Introduction to Spectral Analysis

< PREVIOUS: Table of contents > NEXT: Glossary of Terms

This chapter presents some concepts of spectral analysis and acoustic features including some knowledge base that might help you get the most out of SAP2011. We will use the Explore & Score module to present those concepts. This module is similar to the previous versions of Sound Analysis with several new features.

When listening to birdsong, it is immediately apparent that each song has a distinct rhythmic and sometimes even melodic structure. Songs of individual birds in a flock sound similar to each other and differ from those of other flocks. As early as the 18th century, Barrington noted that the songs of cross-fostered birds differed from the species-typical song, suggesting a role for vocal learning. However, until the late 1950s, there had been no objective way of confirming these observations by physical measurements of the songs themselves. The invention of the sound spectrograph (sonogram) at Bell Laboratories was a significant breakthrough for quantitative investigation of animal vocal behavior.  The sonogram transforms a transient
stream of sound into a simple static visual image revealing the time-frequency structure of each song syllable. Sonogram images can be measured, analyzed, and compared with one another. This allows the researcher to quantify the degree of similarity between different songs by inspecting (or cross-correlating) sonograms and categorizing song syllables into distinct types. Each song is then treated as a string of symbols, corresponding to syllable types, e.g., a, b, c, d..., and song similarity is estimated by the proportion of shared syllable types across the sonograms of the two songs. The procedure is equally useful in comparing the songs of different birds and that of the same bird at different ages or after control and experimental treatments.
Spectral analysis is less than intuitive, and here is a little technical tutorial about how sonograms are computed:

When recording a singing bird, the microphone capture tiny fluctuations in air pressure we call sound waves and turn those into an electrical current, which might look like this over 20 milliseconds:
The fast Fourier transform (FFT) is an algorithm to compute the periodic structure in the signal, but representing it by a set of sine waves, called frequencies.

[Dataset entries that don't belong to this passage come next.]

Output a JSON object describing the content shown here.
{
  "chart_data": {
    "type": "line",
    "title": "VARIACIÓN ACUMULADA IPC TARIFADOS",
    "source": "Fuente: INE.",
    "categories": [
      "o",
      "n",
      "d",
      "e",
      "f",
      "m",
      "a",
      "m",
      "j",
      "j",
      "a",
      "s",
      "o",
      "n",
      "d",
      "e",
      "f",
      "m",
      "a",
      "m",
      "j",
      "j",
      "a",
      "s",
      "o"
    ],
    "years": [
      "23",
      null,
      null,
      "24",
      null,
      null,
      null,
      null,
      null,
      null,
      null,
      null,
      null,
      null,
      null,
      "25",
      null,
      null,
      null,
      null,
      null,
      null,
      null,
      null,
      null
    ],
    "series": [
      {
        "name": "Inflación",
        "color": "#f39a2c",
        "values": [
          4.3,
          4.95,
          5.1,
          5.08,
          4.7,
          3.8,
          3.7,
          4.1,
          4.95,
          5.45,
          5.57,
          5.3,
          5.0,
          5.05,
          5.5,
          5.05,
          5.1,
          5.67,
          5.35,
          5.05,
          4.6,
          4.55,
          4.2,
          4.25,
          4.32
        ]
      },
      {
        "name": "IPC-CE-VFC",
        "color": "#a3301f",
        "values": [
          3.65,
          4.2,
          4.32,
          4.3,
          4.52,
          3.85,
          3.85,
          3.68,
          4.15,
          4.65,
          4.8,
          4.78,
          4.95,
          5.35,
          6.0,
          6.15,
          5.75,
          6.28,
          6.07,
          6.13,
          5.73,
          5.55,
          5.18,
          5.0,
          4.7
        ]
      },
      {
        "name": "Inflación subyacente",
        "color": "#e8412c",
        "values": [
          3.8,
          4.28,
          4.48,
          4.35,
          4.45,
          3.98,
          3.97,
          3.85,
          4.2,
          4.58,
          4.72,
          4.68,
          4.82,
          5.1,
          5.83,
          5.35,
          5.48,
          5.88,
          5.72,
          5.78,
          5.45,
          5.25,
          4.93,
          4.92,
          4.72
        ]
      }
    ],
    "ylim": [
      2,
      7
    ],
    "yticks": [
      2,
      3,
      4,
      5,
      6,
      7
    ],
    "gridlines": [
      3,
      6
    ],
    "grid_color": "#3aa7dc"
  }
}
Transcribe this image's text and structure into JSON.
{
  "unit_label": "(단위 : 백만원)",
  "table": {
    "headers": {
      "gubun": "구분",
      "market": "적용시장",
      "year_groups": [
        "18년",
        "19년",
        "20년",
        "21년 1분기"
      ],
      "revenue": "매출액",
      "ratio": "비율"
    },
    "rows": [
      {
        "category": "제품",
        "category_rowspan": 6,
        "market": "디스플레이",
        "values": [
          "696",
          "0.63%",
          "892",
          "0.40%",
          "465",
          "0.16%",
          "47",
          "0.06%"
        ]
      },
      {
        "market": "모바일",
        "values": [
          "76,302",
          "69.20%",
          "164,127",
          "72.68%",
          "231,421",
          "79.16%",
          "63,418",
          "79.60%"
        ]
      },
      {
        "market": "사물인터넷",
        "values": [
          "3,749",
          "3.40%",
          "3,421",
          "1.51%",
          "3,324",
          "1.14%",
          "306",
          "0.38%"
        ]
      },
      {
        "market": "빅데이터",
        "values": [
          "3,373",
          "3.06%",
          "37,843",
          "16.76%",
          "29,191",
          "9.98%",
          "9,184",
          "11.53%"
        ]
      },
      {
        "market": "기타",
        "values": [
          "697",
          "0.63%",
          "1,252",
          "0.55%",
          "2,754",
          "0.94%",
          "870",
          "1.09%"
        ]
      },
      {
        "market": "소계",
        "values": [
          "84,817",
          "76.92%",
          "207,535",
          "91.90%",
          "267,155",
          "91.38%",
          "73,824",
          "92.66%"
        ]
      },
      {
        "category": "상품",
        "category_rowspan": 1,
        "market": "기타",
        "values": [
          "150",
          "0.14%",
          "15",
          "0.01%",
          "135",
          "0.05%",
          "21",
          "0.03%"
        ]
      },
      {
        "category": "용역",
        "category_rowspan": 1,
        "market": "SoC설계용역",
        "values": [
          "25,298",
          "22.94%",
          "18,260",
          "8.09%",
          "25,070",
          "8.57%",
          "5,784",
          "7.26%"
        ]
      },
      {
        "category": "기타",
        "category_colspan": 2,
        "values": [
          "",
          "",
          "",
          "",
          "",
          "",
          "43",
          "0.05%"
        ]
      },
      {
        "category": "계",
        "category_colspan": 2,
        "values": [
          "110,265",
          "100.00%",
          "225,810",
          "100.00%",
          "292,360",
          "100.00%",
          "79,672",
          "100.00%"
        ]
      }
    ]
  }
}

Plotting the power of each one of those frequencies gives the Power Spectrum:


Each of of the peaks in the Power Spectrum above, corresponds to a sine wave, e.g.,:
Now comes the interesting part: if we take those waves and add them, we will get a combo wave that looks like this:
Exactly like the original wave, that is, the Power Spectrum (including phase, that is usually not shown) is a complete representation of the sound. We can look at the time domain (wave form) or frequency domain (the Power spectrum), and it summarizes its periodic structure.
Computing power spectrum works best when the signal is periodic and stationary, which is why in sound it usually makes sense to use short time windows, e.g., 5-20ms. To look at an entire song we have to summarize power spectra of many small time windows. This is how it is done: Take the power spectrum of one window, say from the first 20ms of the song, flip it and replace the graph with a color bar:
and now repeat this procedure for overlapping time windows, i.e., 1-20ms, 2-21ms, 3-22, etc, and stack the color bars next to each other. The outcome might look like this:
This is the famous sonogram! It is a set of vertical strips, each one represent the power spectrum of one time window of sound.